Malgré la création de 213.000 postes en un an, le taux de chômage augmente légèrement à 13,6%. Il frôle les 40% chez les jeunes, révélant les limites, voire les échecs des politiques publiques en matière d'emploi.
Par D. William
Le dernier rapport du haut-commissariat au Plan (HCP) sur la situation du marché du travail au troisième trimestre 2024 est sans appel : le chômage reste un défi de taille pour l'économie marocaine, et ce malgré des indicateurs qui, sur le papier, semblent plutôt positifs. Selon les données du HCP, l'économie marocaine a créé 213.000 emplois au niveau national entre le troisième trimestre de 2023 et celui de 2024.

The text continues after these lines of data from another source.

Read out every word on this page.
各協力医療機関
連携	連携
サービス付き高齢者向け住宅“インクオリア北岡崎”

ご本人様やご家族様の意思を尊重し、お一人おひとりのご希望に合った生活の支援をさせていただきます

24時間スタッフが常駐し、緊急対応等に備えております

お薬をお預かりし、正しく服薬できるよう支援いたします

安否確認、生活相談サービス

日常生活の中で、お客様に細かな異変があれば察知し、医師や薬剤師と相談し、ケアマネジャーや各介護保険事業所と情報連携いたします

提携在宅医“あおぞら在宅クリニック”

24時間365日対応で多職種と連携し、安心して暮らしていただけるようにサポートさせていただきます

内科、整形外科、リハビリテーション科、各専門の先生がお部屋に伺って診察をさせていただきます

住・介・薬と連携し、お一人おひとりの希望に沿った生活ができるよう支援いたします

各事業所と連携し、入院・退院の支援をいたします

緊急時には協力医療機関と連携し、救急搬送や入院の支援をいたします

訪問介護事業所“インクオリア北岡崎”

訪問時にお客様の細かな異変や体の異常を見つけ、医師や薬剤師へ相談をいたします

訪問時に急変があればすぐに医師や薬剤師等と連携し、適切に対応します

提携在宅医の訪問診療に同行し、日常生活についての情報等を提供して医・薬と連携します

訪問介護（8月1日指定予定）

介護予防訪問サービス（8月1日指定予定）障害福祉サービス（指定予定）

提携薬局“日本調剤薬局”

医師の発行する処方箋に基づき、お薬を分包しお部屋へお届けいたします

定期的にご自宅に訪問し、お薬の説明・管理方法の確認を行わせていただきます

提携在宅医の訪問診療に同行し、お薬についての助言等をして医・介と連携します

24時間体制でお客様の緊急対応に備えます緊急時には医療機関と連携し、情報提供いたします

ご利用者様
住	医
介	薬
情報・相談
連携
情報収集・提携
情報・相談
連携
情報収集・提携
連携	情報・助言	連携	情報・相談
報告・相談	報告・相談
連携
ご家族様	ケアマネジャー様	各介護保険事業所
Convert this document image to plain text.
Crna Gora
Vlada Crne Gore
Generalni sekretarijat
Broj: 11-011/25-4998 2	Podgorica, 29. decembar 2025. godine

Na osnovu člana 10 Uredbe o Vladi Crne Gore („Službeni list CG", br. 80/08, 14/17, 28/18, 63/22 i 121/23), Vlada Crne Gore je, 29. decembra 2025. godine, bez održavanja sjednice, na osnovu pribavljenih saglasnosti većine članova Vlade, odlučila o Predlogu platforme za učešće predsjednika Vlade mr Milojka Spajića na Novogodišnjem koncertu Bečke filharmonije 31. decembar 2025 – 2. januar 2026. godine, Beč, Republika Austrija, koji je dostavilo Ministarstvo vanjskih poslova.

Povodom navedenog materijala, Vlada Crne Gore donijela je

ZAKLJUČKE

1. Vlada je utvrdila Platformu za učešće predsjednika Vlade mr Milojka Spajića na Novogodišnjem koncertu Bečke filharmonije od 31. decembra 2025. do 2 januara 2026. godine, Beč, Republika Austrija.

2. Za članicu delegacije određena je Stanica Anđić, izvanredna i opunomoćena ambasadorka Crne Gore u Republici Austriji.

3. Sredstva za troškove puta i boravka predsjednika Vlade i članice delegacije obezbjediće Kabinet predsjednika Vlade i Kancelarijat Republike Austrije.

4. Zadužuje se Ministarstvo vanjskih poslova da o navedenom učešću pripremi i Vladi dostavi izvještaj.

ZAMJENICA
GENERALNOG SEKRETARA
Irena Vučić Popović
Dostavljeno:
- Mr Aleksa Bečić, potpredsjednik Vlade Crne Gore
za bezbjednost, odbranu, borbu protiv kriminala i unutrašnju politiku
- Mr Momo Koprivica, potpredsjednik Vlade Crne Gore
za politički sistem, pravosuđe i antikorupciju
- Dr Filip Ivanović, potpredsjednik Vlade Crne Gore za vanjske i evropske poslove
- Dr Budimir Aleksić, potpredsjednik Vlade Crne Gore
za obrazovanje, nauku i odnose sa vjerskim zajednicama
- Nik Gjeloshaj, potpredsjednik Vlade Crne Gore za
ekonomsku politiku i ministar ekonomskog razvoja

Avec un tel niveau d’emplois créés, on aurait pu s’attendre à un recul significatif du chômage. Or, celui-ci affiche une légère hausse, passant de 13,5 à 13,6%. Ce paradoxe révèle des failles structurelles dans les stratégies d’emploi et laisse entrevoir une inadéquation profonde entre les opportunités créées et les attentes des demandeurs d'emploi. Car si l'on observe de plus près les secteurs ayant contribué à cette création d'emplois, on constate que celui des services est en tête, avec 258.000 postes créés.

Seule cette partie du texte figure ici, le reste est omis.